Writers of the Future with Brad R. Torgersen

When I began thinking of what posts fit into the SHINEonline spectrum—what would really be interesting for this blog—Brad R. Torgersen’s name sprang to mind. Brad won the Writers of the Future contest fall 2009, and his career has rocketed from there. He’s very gracious, and especially helpful to new writers. I was thrilled when he agreed to talk about his experience with Writers of the Future on this blog.

Ladies and gents, I give you Brad R. Torgersen.

Q: When did you decide to try your hand at the Writers of the Future contest?

A: Prior to 2006, I didn't pay attention to writing contests. But when Dean Wesley Smith (who is a Contest judge now, for Writers of the Future) announced that Pocketbooks would be discontinuing its Strange New Worlds anthologies, he simultaneously encouraged those of us who'd been submitting stories to Strange New Worlds to begin entering Writers of the Future instead. It's where Dean himself had gotten his start, and it's where a heap load of other professionals also got their start too.
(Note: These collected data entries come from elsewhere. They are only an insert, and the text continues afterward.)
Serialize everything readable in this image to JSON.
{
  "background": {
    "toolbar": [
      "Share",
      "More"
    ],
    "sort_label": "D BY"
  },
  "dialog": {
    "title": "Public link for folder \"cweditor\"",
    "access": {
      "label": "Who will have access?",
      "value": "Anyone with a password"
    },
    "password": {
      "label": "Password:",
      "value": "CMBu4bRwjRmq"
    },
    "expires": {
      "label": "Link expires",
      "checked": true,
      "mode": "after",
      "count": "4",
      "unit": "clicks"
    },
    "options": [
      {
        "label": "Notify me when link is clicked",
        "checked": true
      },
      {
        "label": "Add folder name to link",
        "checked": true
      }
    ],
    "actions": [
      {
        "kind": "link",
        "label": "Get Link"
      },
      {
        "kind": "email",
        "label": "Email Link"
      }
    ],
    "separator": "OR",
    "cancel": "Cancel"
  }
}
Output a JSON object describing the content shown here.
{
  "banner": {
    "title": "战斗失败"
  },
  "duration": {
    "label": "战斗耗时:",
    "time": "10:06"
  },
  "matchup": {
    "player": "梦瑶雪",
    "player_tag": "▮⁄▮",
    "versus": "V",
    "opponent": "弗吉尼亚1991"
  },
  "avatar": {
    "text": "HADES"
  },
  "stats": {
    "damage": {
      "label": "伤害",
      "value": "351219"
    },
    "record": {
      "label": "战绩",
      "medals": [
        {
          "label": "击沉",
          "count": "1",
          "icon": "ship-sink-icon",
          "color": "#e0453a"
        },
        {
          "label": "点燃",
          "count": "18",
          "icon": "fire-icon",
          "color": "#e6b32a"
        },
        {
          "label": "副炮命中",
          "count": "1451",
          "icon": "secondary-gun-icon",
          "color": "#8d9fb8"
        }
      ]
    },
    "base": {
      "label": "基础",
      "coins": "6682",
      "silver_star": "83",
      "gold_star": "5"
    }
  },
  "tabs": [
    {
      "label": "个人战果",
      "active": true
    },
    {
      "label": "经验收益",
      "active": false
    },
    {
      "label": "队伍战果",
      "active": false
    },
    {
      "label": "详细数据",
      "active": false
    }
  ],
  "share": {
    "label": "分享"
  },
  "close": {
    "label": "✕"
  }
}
So, I went to the Web site, read through the rules, and submitted my first story to the Contest in the fall of 2007.


Q: How many times did you enter, and how did you fair?

A: If memory serves, I got three successive Honorable Mention certificates, then my first Finalist (which did not win), followed by a fourth Honorable Mention, then my second Finalist, "Exanastasis," which is the story that won me a spot in Writers of the Future XXVI. I entered for the first time in the Fall of 2007, and found out I'd won in the Fall of 2009, so it was a two-year effort. All of my Honorable Mention stories were stories I'd previously written and sent around to different markets, and which I just happened to send to the Contest because it's what I had on hand at the time. My two Finalists? Both of them were written specifically with the Contest in mind—having purchased and read a handful of the Contest anthologies, to get a better feel for what worked with the judges. My non-winner, "Outbound," went on to be published in Analog Science Fiction & Fact, eventually winning that magazine's Readers' Choice Award for the category of novelette, so you might say that *both* stories won! Just in different places.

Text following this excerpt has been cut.